Dans le dernier éditorial, qui rejette
l’appel pour un retrait anticipé de l’Irak, le Times déclare : « À
moins que le plan de retrait des États-Unis soit accompagné d’un effort plus
sérieux pour la reconstruction des forces de sécurité de l’Irak et d’une
médiation des divisions sectaires, un retrait par étape ne fera qu’accélérer la
descente de l’Irak dans la guerre civile — tout en plaçant les soldats qui
restent derrière dans une position encore plus dangereuse. Nous craignons
également que les Irakiens ne soient intéressés à rien sauf au châtiment,
jusqu’à ce qu’ils voient que la sécurité et la reconstruction soient possibles.

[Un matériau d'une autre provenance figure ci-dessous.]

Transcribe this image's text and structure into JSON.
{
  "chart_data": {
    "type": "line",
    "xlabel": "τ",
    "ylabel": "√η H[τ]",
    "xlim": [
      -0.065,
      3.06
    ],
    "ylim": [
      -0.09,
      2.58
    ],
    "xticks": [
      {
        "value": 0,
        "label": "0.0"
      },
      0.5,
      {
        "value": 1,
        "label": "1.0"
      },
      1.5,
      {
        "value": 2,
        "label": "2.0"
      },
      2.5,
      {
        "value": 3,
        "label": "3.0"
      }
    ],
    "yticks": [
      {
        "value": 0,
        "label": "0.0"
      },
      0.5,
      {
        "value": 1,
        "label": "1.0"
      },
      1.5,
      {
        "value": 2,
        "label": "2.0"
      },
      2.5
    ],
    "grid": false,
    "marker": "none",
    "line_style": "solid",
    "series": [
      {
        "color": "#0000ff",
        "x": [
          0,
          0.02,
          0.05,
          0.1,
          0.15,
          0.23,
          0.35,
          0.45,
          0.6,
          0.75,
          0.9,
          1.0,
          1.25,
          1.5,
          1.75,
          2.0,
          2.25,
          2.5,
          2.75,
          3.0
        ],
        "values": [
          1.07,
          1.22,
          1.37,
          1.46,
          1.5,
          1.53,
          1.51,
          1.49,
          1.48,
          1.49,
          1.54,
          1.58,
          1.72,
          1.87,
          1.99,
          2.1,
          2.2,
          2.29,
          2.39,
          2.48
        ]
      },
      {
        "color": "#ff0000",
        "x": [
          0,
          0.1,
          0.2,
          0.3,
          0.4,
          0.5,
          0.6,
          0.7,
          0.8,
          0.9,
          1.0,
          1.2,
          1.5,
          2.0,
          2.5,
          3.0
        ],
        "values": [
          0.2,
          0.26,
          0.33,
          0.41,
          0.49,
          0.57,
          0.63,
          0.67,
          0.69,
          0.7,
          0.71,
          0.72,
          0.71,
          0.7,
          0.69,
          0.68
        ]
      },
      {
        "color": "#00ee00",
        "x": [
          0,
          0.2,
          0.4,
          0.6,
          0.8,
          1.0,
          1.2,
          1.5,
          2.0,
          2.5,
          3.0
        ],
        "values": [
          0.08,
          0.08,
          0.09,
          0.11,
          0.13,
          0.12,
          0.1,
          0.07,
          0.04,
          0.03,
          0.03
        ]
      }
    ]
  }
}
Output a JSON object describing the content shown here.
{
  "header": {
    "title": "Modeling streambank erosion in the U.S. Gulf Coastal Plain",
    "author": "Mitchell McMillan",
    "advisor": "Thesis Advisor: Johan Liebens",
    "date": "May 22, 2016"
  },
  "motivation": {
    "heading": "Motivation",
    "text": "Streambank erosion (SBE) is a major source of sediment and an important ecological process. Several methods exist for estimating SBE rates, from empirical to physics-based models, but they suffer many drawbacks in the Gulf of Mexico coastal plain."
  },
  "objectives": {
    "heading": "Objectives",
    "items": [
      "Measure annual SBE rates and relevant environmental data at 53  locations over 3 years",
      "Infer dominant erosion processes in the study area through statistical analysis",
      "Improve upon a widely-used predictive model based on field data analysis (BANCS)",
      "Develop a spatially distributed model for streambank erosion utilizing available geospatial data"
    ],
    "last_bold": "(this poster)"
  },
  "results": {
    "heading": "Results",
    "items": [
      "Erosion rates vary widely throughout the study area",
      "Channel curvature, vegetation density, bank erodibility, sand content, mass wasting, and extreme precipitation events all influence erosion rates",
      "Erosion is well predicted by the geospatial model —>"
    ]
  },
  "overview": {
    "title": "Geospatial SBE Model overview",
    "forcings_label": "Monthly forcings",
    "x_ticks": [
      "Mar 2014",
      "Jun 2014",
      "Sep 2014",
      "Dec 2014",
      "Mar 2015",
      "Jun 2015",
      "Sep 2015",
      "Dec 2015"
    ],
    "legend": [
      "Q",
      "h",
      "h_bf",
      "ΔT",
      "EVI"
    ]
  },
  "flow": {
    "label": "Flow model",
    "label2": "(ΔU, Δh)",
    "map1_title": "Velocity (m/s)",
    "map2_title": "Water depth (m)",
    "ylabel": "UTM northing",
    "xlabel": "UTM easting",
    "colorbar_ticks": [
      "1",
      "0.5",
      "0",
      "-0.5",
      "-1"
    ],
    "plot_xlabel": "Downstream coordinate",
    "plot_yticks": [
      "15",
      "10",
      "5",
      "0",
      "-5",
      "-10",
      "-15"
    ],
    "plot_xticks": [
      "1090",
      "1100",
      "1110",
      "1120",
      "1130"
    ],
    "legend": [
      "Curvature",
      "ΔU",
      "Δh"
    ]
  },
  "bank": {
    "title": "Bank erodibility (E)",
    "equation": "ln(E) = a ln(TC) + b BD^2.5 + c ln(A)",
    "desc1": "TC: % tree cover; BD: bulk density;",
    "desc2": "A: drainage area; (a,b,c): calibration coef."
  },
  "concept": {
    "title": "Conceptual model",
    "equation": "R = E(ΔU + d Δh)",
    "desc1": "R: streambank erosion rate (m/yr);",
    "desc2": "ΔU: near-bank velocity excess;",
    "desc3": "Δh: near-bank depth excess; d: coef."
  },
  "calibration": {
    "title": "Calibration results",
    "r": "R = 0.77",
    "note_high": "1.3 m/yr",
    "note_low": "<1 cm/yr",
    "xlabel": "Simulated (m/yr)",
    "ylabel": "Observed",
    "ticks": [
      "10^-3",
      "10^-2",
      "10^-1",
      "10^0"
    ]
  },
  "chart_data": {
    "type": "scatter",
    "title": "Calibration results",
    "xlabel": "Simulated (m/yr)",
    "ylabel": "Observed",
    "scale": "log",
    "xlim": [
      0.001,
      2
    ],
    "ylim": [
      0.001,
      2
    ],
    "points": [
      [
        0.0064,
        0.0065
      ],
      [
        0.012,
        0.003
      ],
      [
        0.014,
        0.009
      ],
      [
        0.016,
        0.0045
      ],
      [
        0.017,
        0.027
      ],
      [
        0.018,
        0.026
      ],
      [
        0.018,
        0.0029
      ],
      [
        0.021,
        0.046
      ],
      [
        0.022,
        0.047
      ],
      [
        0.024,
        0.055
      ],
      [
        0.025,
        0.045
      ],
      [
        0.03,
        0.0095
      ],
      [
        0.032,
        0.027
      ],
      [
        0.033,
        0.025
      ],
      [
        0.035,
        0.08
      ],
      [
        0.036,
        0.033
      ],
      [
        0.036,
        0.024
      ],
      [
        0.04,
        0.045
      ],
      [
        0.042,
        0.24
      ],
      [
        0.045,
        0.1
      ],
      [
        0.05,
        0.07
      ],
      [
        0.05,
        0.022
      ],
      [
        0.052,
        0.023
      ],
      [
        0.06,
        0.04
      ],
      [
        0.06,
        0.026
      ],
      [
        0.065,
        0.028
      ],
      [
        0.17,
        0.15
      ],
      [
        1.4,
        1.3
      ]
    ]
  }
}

Pour cette raison, nous avons suggéré un dernier blitz pour stabiliser Bagdad.
Cela va nécessiter, au moins temporairement, une augmentation du nombre des Américains
en Irak et du nombre de soldats irakiens dans les rues de Bagdad. »
Le Times, qui élabore en termes
généraux la position de la section dominante du Parti démocrate, propose une
combinaison des politiques de McCain et de Levin — ou plutôt, la substance du
premier et la rhétorique du second — afin d’offrir une couverture
« anti-guerre » à une escalade militaire.
Dans la même édition, le Times présentait
un article majeur du correspondant en chef en Irak, John F. Burns, qui décrit
avec approbation les mesures politiques en Irak qui sont mises de l’avant de façon
plus en plus stridente par les décideurs politiques des deux partis. Portant
pour titre « Stabilité v. démocratie : est-ce qu’un nouvel homme fort
peu aider ? » L’article argumente en faveur d’un abandon des prétentions
démocratiques de l’occupation américaine et pour la mise en place d’un homme
fort militaire qui sanctionnerait et collaborerait à l’escalade de la violence
militaire américaine.
Burns, qui se distingue parmi les propagandistes
peu honorables de l’impérialisme américain pour être un spécimen
particulièrement malhonnête et cynique, présente le complot des services de
renseignements américains et des agences militaires comme étant une réponse à
la volonté populaire des masses irakiennes. Elles demandent, affirme-t-il, une
dictature militaire : « Donnez-nous un homme fort, disent-ils [les Irakiens
ordinaires]. Laissez-le piétiner les finesses de l’équité procédurale et des
droits humains, en fait, toute la panoplie des institutions démocratiques que
l’Amérique a tenté d’implanter ici, en autant qu’il puisse apporter la paix. »
Burns, bien sûr, ignore les « institutions
démocratiques » made in USA tel qu’Abou Ghraib, Fallujah, les
rafles de masse, les camps de prisonniers, la terreur et les tueries
quotidiennes qui ont déjà entraîné la mort de centaines de milliers d’Irakiens,
ainsi que les sondages récents qui démontrent que la vaste majorité des Irakiens
appuie le retrait immédiat des troupes américaines.
Le correspondant du Times suggère
que l’opération soit menée avec plus d’élégance que le coup appuyé par les
États-Unis qui a évincé le pantin américain Ngo Dinh Diem du Vietnam du Sud en
1963. « Il a fini mort, une balle dans la tête, derrière un véhicule blindé
de transport de troupes de fabrication américaine à l’extérieur du Palais
présidentiel de Saigon », note t-il.
Burns ajoute: « le candidat en tête de
la liste des hommes forts parmi les Irakiens laïcs serait Ayad Allawi, que les Américains
avaient nommé premier ministre dans le premier gouvernement post-Hussein en
2004. M. Allawi, bien que chiite, a des liens solides avec les sunnites, et une
réputation de dur à cuir qui remonte au temps où il était un jeune agent baasiste. »
La nomination de cet « actif » de
la CIA de longue date et assassin notoire au poste d’homme fort des États-Unis
en Irak, souligne le caractère criminel de toute l’intervention américaine en
Irak et la complicité de toutes les différentes sections de l’establishment politique
américain — libéraux et conservateurs, démocrates et républicains — dans
l’entreprise coloniale illégale, qu’ils sont déterminés à poursuivre, quelque en
soit les coûts futurs en vies américaines et irakiennes.